Глажу её натруженные ладошки… Внимательно смотрю на неё. Всё ещё молчит… и вдруг тихонько, из забытья:
- Валя.
- Валя, Валечка, мне это очень важно, поговорите со мной. Какой он – Ваш сын? Мне важно знать. Что он Вам в последний раз сказал? ... Радостный был? Весёлый? Каким он был? Помните, что он Вам тогда сказал? Поговорите со мной, прошу Вас...
Медленно, как и сам этот старючий пассажирский раритет, что «кланяется каждому верстовому столбу», с запинками, перемешанными слезами и внезапными улыбками, то тягуче, а то рвано, начинает проистекать её история, их история: … роддом, первые шаги, бессонные ночи, первые зубки, детсад – утренник, короткие шортики – все в растаявшей шоколадке, и щёчки тоже, и … и дальше, дальше, дальше…
Слушаю. Даже нет … - внимаю. Каждому слову, каждому вздоху. Стараюсь уловить малейший оттенок в её голосе, каждый надрыв. Каждое движение. И грею, грею её руки… И Душу.

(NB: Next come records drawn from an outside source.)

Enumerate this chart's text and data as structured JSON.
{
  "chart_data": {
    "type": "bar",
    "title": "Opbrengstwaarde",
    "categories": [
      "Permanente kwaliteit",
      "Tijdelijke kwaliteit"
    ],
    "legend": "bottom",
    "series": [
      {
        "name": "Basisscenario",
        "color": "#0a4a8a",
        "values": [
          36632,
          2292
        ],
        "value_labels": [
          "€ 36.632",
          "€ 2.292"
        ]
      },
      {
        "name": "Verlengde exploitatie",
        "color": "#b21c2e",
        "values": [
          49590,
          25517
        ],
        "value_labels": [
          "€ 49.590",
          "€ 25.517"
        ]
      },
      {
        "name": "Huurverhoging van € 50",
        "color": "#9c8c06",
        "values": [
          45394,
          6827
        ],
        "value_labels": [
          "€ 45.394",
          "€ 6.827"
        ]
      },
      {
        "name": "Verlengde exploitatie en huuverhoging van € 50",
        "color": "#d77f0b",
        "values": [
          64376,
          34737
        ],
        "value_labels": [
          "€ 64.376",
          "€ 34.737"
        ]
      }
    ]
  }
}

… Даже не заметили, как в проходе появилась проводница: «через три минуты – прибываем, не забывайте вещи»…
- Валечка, там на визитке есть мой телефон, пусть ваша племянница наберёт меня. Я через неё передам Вам свою книжку. Давно написал…, когда сам был на краю жизни. О том «как помочь себе, когда вам уже никто не в силах помочь», может что-то найдёте в ней для себя.

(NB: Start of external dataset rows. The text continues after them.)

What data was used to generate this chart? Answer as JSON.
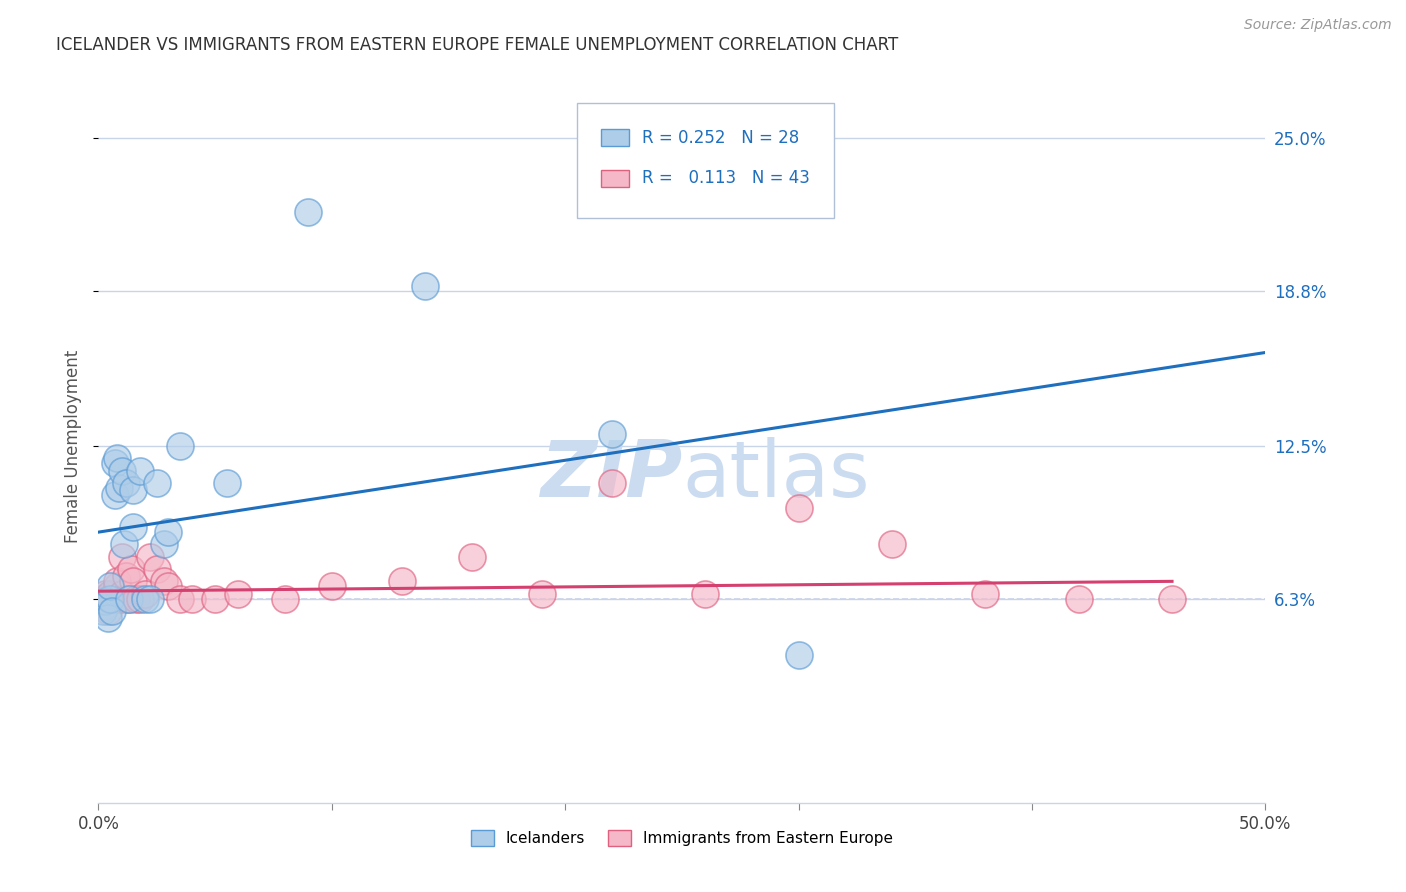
{
  "title": "ICELANDER VS IMMIGRANTS FROM EASTERN EUROPE FEMALE UNEMPLOYMENT CORRELATION CHART",
  "source": "Source: ZipAtlas.com",
  "ylabel": "Female Unemployment",
  "ytick_labels": [
    "25.0%",
    "18.8%",
    "12.5%",
    "6.3%"
  ],
  "ytick_values": [
    0.25,
    0.188,
    0.125,
    0.063
  ],
  "xmin": 0.0,
  "xmax": 0.5,
  "ymin": -0.02,
  "ymax": 0.27,
  "dashed_line_y": 0.063,
  "blue_R": 0.252,
  "blue_N": 28,
  "pink_R": 0.113,
  "pink_N": 43,
  "blue_color": "#aecde8",
  "blue_edge": "#5b9bd5",
  "pink_color": "#f4b8c8",
  "pink_edge": "#e06080",
  "blue_line_color": "#1f6fbf",
  "pink_line_color": "#d44070",
  "background_color": "#ffffff",
  "grid_color": "#c8d4e8",
  "watermark_color": "#ccdcf0",
  "blue_scatter_x": [
    0.002,
    0.003,
    0.004,
    0.005,
    0.005,
    0.006,
    0.007,
    0.007,
    0.008,
    0.009,
    0.01,
    0.011,
    0.012,
    0.013,
    0.015,
    0.015,
    0.018,
    0.02,
    0.022,
    0.025,
    0.028,
    0.03,
    0.035,
    0.055,
    0.09,
    0.14,
    0.22,
    0.3
  ],
  "blue_scatter_y": [
    0.058,
    0.062,
    0.055,
    0.063,
    0.068,
    0.058,
    0.118,
    0.105,
    0.12,
    0.108,
    0.115,
    0.085,
    0.11,
    0.063,
    0.092,
    0.107,
    0.115,
    0.063,
    0.063,
    0.11,
    0.085,
    0.09,
    0.125,
    0.11,
    0.22,
    0.19,
    0.13,
    0.04
  ],
  "pink_scatter_x": [
    0.001,
    0.002,
    0.003,
    0.003,
    0.004,
    0.004,
    0.005,
    0.005,
    0.006,
    0.007,
    0.008,
    0.008,
    0.009,
    0.01,
    0.01,
    0.011,
    0.012,
    0.013,
    0.014,
    0.015,
    0.016,
    0.018,
    0.02,
    0.022,
    0.025,
    0.028,
    0.03,
    0.035,
    0.04,
    0.05,
    0.06,
    0.08,
    0.1,
    0.13,
    0.16,
    0.19,
    0.22,
    0.26,
    0.3,
    0.34,
    0.38,
    0.42,
    0.46
  ],
  "pink_scatter_y": [
    0.063,
    0.063,
    0.06,
    0.065,
    0.063,
    0.058,
    0.063,
    0.065,
    0.063,
    0.063,
    0.068,
    0.07,
    0.063,
    0.08,
    0.065,
    0.063,
    0.072,
    0.063,
    0.075,
    0.07,
    0.063,
    0.063,
    0.065,
    0.08,
    0.075,
    0.07,
    0.068,
    0.063,
    0.063,
    0.063,
    0.065,
    0.063,
    0.068,
    0.07,
    0.08,
    0.065,
    0.11,
    0.065,
    0.1,
    0.085,
    0.065,
    0.063,
    0.063
  ],
  "blue_line_x0": 0.0,
  "blue_line_x1": 0.5,
  "blue_line_y0": 0.09,
  "blue_line_y1": 0.163,
  "pink_line_x0": 0.0,
  "pink_line_x1": 0.46,
  "pink_line_y0": 0.066,
  "pink_line_y1": 0.07
}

Да, вот ещё! Вот Вам сейчас листик, ручка. Пишите прямо сейчас, … своею рукой:
- Пожалуйста, прости меня …
- Я сожалею …
- Я благодарю тебя …
- Я люблю тебя…
Валя, попробуйте это, обязательно: проговаривайте по кругу эти слова. Много-много раз. И в конце каждой фразы – имя. Имя сына. Повторяйте столько, как того Душа просит. Ваша Душа. Поверьте - станет чуть легче…. Я это точно знаю… Мы с Вами – сильные. Очень. И мы ещё нужны нашим родным.
(Проводница торопит к выходу. Обнимаемся. Душа к Душе)
- Позвоните мне, как встретит племянница. Обязательно. И сразу же скажите ей, чтобы мне завтра утром позвонила… А то я к Вам на «окрошку» не приеду… ;)
… Она чуть улыбается. Мне.
--------
Трудно. Очень трудно смотреть на Мир глазами этой мамы. Этих мам.